Subject: Re: [boost] [fiber] new version in vault
From: Helge Bahmann (hcb_at_[hidden])
Date: 2009-11-30 13:24:57

Am Monday 30 November 2009 18:48:21 schrieb Phil Endecott:
> Helge Bahmann wrote:
> > why would you ever want to use a mutex that does not properly inform the
> > system scheduler until when the calling thread should be suspended (in
> > case of contention) for "true" inter-thread (or even inter-process)
> > coordination?
> When you believe that the probability of contention is very small, and
> you care only about average and not worst-case performance, and you
> wish to avoid the overhead (e.g. time or code or data size) of
> "properly informing" the system scheduler.

in the non-contention case, a properly implemented platform mutex will

1. compare_exchange with acquire semantic
2. detect contention with a single compare of the value obtained in step 1

< your protected code here >

3. compare_exchange with release semantic
4. detect contention with a single compare of the value obtained in step 3 and
wake suspended threads

A clever implementation of course handles contention out-of-line. if you don't
believe me, just disassemble pthread_mutex_lock/unlock on any linux system.
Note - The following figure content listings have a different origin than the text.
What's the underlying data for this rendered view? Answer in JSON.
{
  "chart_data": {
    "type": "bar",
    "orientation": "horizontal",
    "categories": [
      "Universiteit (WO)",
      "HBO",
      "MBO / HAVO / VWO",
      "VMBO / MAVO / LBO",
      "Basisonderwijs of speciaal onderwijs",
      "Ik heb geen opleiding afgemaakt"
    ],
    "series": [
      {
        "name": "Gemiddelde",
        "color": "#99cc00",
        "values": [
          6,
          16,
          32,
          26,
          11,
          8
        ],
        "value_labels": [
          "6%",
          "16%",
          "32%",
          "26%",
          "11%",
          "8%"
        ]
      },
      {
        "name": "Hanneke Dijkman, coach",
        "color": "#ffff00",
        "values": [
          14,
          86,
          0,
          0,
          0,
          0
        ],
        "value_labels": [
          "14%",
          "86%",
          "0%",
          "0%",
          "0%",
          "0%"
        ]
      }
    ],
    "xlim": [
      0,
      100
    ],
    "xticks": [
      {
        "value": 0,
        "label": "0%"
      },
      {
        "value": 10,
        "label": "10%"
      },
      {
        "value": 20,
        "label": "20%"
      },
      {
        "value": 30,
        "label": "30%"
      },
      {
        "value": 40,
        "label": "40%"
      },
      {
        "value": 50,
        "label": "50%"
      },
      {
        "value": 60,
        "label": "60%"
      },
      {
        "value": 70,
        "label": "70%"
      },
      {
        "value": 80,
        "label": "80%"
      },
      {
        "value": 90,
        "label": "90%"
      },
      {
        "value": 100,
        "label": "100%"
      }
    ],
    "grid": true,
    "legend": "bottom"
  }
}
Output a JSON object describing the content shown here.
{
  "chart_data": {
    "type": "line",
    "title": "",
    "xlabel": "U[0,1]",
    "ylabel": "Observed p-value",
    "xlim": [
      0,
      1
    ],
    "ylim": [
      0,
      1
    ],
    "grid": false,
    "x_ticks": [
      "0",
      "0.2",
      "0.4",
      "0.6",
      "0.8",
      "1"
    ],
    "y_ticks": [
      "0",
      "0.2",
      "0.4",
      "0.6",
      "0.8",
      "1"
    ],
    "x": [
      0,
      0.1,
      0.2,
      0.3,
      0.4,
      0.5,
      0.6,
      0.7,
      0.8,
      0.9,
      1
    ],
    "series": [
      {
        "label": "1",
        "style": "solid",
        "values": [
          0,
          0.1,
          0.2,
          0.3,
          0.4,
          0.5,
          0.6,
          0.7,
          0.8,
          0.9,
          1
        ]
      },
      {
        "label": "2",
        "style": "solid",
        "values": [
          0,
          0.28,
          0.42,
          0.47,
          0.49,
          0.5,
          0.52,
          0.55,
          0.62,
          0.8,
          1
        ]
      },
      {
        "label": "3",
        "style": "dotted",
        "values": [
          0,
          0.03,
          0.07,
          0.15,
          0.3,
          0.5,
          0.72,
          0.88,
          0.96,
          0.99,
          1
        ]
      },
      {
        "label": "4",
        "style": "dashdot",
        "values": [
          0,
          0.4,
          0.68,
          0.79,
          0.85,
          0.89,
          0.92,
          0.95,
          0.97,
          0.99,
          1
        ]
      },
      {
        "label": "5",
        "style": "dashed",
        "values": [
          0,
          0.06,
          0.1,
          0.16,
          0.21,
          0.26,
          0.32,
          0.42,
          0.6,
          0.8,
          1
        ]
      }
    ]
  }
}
FWIW, I just exercised a CAS-based mutex as you proposed (using the
__sync_val_compare_and_exchange intrinsic), in a tight lock/unlock cycle on
a Linux/PPC32 system and... it is 25% *slower* than the glibc
pthread_mutex_lock/unlock based one! This is the "no contention case" you aim
to optimize for... (a "proper" CAS-based mutex using inline assembly and with
weaker memory barriers, is 10% faster, mainly because it eliminates the
function call overhead). BTW we are talking about gains of ~5-10 clock cycles
per operation here...

As for the space overhead of a pthread_mutex_t... if you cannot pay that, just
use hashed locks.

Last note: calling "sched_yield" on contention is about the *worst* thing you
can do -- linux/glibc will call futex(..., FUTEX_WAIT, ...) instead on
contention, which can properly suspend the thread exactly until the lock is
released *and* is about 1/2 - 2/3 the cost of sched_yield in the case the
lock was released before the thread could be put to sleep.

Whatever gains you think you may achieve, you won't. There is justification
for rolling your own locking scheme for user-space scheduling (as the fiber
library does), but otherwise just don't do it.